– Ты сейчас такая… – тихонько произношу. Она поворачивает на меня голову. Сводит брови. – Такая милая, нежная. Как воздушный крем, как взбитые сливки на кексе, – произношу. Она удивленно улыбается. – Я хочу услышать твой голос, – прошу. Она крепко соединяет губы, качает головой, снова утыкается в книгу. – Лолита, – шепчу. Она бросает на меня взгляд, раскрывает глаза. – Она ведь совсем как ты, да? Она тоже была со взрослым мужчиной, она тоже манипулировала им при помощи секса. И я понимаю, почему ты так любишь этот роман. И этот твой Гумберт. У него тоже явные проблемы. Ты была совсем маленькой девчушкой. Холи, он педофил. И даже не отрицай! – я груб.

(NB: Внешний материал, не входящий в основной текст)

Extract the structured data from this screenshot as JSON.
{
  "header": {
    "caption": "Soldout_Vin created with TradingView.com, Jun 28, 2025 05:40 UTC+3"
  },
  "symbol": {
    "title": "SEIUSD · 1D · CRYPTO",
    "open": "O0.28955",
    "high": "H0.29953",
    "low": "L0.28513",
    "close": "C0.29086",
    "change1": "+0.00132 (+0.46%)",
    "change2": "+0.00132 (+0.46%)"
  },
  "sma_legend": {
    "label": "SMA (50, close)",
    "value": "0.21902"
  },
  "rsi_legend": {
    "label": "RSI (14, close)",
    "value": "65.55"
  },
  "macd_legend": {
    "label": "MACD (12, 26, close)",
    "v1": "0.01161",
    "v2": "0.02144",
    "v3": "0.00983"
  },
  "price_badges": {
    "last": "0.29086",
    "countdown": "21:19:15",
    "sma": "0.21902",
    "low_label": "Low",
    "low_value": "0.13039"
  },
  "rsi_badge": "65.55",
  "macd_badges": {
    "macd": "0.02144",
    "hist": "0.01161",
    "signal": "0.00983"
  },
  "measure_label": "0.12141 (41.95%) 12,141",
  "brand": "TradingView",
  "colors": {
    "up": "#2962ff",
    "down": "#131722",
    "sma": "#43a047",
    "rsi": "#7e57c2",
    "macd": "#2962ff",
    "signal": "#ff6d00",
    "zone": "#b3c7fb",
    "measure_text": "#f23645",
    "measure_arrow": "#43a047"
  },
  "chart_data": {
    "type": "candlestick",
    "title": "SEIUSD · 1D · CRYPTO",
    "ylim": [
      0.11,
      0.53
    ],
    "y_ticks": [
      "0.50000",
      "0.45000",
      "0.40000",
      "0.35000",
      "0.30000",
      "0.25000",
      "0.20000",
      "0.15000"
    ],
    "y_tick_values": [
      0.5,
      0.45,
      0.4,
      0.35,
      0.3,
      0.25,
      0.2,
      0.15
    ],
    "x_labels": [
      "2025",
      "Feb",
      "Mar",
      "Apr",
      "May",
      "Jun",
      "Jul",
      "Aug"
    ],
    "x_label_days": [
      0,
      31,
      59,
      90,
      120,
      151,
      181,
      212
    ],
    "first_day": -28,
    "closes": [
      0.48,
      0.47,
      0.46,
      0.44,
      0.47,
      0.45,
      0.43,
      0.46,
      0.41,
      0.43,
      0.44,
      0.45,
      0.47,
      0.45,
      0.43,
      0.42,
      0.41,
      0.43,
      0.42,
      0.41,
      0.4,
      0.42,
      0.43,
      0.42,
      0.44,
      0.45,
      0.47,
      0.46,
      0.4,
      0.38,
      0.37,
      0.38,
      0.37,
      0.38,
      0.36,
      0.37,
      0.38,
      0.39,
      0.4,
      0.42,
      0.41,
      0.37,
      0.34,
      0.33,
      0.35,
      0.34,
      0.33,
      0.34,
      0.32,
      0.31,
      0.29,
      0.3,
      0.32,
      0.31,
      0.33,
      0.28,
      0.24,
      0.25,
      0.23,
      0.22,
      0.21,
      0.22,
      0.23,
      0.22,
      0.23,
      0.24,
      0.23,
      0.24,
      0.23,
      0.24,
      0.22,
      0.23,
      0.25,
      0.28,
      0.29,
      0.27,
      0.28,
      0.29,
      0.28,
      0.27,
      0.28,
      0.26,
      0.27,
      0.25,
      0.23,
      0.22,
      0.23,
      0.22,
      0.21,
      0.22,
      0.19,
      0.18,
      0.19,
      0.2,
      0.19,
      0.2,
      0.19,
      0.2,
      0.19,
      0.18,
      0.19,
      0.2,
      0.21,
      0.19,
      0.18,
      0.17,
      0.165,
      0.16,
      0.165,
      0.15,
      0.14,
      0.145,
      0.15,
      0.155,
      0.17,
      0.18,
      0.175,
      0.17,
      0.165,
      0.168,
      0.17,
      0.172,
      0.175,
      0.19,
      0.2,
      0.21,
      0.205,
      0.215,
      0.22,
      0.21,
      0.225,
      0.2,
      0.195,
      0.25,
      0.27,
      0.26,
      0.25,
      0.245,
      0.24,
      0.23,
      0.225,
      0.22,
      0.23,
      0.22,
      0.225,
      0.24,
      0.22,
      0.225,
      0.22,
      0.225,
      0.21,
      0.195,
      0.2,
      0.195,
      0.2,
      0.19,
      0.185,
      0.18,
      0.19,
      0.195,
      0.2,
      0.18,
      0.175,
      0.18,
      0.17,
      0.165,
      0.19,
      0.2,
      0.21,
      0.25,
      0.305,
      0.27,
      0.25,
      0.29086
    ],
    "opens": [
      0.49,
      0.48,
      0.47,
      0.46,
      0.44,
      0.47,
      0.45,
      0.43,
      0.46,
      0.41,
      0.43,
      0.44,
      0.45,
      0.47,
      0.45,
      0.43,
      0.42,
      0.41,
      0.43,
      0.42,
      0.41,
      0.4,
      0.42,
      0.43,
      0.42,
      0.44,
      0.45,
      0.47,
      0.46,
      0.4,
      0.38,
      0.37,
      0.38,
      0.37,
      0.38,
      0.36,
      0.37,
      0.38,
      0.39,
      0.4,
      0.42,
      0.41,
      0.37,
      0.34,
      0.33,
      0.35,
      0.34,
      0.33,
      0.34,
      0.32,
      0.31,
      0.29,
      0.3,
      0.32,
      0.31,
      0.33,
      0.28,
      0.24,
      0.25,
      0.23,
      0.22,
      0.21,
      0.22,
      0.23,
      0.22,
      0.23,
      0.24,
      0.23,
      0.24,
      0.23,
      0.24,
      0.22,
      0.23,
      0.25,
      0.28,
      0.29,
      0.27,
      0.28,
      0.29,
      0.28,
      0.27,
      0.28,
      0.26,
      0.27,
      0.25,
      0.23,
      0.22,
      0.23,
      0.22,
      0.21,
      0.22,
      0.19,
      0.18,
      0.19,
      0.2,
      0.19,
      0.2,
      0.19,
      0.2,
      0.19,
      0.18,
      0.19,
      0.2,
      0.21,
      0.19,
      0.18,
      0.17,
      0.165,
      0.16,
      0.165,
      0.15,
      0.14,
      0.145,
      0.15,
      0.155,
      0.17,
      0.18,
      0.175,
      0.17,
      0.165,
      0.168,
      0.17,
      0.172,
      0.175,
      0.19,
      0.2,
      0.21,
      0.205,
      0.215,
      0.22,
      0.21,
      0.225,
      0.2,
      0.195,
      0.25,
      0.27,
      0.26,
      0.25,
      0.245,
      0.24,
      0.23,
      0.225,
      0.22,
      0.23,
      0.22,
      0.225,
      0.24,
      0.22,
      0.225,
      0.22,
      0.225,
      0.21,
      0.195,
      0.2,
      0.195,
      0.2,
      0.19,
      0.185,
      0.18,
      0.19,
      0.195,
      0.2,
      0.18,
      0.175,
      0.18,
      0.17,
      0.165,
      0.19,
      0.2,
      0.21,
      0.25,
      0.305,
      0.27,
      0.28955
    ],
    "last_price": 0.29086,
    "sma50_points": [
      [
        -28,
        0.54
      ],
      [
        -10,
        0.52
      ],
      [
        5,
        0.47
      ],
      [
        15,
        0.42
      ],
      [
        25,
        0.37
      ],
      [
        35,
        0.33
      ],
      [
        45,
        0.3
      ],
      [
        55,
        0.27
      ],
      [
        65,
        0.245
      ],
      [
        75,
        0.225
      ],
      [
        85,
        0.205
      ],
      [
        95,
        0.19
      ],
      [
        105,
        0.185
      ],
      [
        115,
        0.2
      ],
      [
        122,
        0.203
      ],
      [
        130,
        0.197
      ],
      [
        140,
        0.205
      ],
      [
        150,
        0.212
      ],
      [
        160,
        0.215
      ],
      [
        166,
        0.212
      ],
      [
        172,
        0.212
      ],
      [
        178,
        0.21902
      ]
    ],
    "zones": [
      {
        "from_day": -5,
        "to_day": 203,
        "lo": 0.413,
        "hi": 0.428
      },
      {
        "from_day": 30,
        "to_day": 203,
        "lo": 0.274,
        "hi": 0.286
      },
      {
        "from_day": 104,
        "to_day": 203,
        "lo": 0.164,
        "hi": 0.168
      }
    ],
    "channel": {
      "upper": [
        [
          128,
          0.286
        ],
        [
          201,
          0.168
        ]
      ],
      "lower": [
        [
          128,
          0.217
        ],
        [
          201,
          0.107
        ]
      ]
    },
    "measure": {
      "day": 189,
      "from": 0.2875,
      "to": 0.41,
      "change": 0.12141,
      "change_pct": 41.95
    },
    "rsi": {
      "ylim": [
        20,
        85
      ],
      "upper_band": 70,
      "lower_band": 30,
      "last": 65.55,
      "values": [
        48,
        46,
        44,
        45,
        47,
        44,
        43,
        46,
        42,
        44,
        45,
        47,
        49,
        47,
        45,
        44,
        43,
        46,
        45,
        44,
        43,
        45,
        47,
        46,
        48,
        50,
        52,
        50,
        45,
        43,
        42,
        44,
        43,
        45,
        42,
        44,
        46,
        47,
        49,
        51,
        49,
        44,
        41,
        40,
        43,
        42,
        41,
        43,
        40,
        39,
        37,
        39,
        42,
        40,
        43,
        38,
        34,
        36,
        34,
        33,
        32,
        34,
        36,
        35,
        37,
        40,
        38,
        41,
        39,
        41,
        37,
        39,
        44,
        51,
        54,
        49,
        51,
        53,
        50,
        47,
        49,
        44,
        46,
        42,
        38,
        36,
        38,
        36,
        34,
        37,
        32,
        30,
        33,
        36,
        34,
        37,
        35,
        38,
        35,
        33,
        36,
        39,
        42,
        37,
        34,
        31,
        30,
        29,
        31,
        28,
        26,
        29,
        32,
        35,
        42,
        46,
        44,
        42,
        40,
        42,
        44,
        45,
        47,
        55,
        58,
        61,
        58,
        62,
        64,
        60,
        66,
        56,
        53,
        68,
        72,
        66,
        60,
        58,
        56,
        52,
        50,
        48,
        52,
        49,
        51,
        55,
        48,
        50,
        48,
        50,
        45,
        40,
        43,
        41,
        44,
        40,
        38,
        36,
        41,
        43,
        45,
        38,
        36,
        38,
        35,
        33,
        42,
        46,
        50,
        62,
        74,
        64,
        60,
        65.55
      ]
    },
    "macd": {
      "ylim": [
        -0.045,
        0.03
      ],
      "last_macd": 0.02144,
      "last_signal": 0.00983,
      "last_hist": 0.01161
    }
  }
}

Она встаёт, надевает штаны, открывает замок, протягивает правую руку с тонким средним пальцем. И выходит, громко хлопнув дверью. – Сука! – гремлю я. Она возвращается, я морщусь, уже приготовился получить по лицу, но Холи бросает на тумбочку листок и уходит. Хватаю клочок бумаги. Это вчерашнее задание.
«В-»
Что? Не отлично а всего лишь В? Да ещё и с минусом? Да ты шутишь, рыжая!
Толкаю дверь в её комнату. Она поднимает на меня глаза. Встаёт на кровати. Приготовилась защищаться.
– Ты поставила мне В? Я американец Холи! Я не мог сделать ошибку! Проверь ещё раз! Ей Богу, ты ошиблась! – трясу листом. – Особенно второе предложение! – тычу на слова. Она улыбается. Опускаю взгляд, замечаю, что она в одних трусиках. Улыбаюсь. Она злится, указывает на дверь. Я киваю, улыбаюсь, ухожу.
Дочитываю книгу до середины. Уже полночь. Выхожу в коридор, приближаюсь к кухне, слышу разговор, заглядываю в щель между дверью и косяком.
– И я не могу понять его. Тибетцы такие странные. Знаешь, я до сих пор не могу привыкнуть, – жалуется Эрика моей рыжей. – Послушай, – произносит Холи и обнимает Эрику.
ТВОЮ МАТЬ! Она пыталась заверить меня в том, что ей нельзя разговаривать!
Даже присутствовать не хочу! Стерва чёртова! Сука! Какая же ты стерва! Вхожу в свою комнату, плюхаюсь на кровать. Я убью её! Я точно её убью! Возьму вот этот стул и разобью её прекрасную голову к чертям! Слышу торопливые шаги. Это она. Это точно она. Выхожу, иду за ней, Холи закрывает дверь, но я толкаю её, вхожу в номер, закрываюсь на замок. Теперь ты никуда не сбежишь, мой сладкий кексик! Рыжая недовольно смотрит на меня, тычет пальцем на дверь.
– Забудь, – хватаю её за руку, подношу пальчик к губам, целую его. Она раскрывает глаза, на секунду зависает. Но потом резко отдёргивает руку и снова указывает на дверь. Отрицательно качает головой. Игнорирую её недовольство. Приближаюсь к ней. Она отходит, с испугом смотрит в мои глаза. Упирается спиной в стену. Прижимаюсь грудью к её груди. Хватаю её за руки, переплетаю пальцы наших ладоней, прижимаю их к стене. Холи отрицательно качает головой типа «не прикасайся ко мне». – Ну уж нет, кексик, теперь я отыграюсь! За все твои выходки, и за этот месяц, и за твоё враньё. Отыграюсь!
====== Часть 34. Вымоленное прощение ======
Касаюсь губами её шеи. Не целую, просто дышу, втягиваю волшебный аромат её тела. Своими ладонями чувствую, как трясутся её пальчики.
– Ну же, Холи, – жарко шепчу ей на ухо. Она замирает. По горлу спускается комок. Она шумно сглатывает. – Давай! – провожу кончиком языка за её ухом. Она кусает губу, мотает головой. – Ну же, мой коричный кексик! – чуть прикусываю кожу на её подбородке. В её глазах плавится желание. Такое сладкое, такое возбуждающее. Этот молящий взгляд. Ох, Холи, ты совсем меня не щадишь. Я ведь совсем не молод!
Раздвигаю коленом её бедра, крепко удерживаю у стены. Стаскиваю с неё маечку, она сопротивляется. Ей Богу, для вида сопротивляется. Грудь в красивом тёмно-бордовом бра. Ты знала, что я его увижу. Ты специально его надела!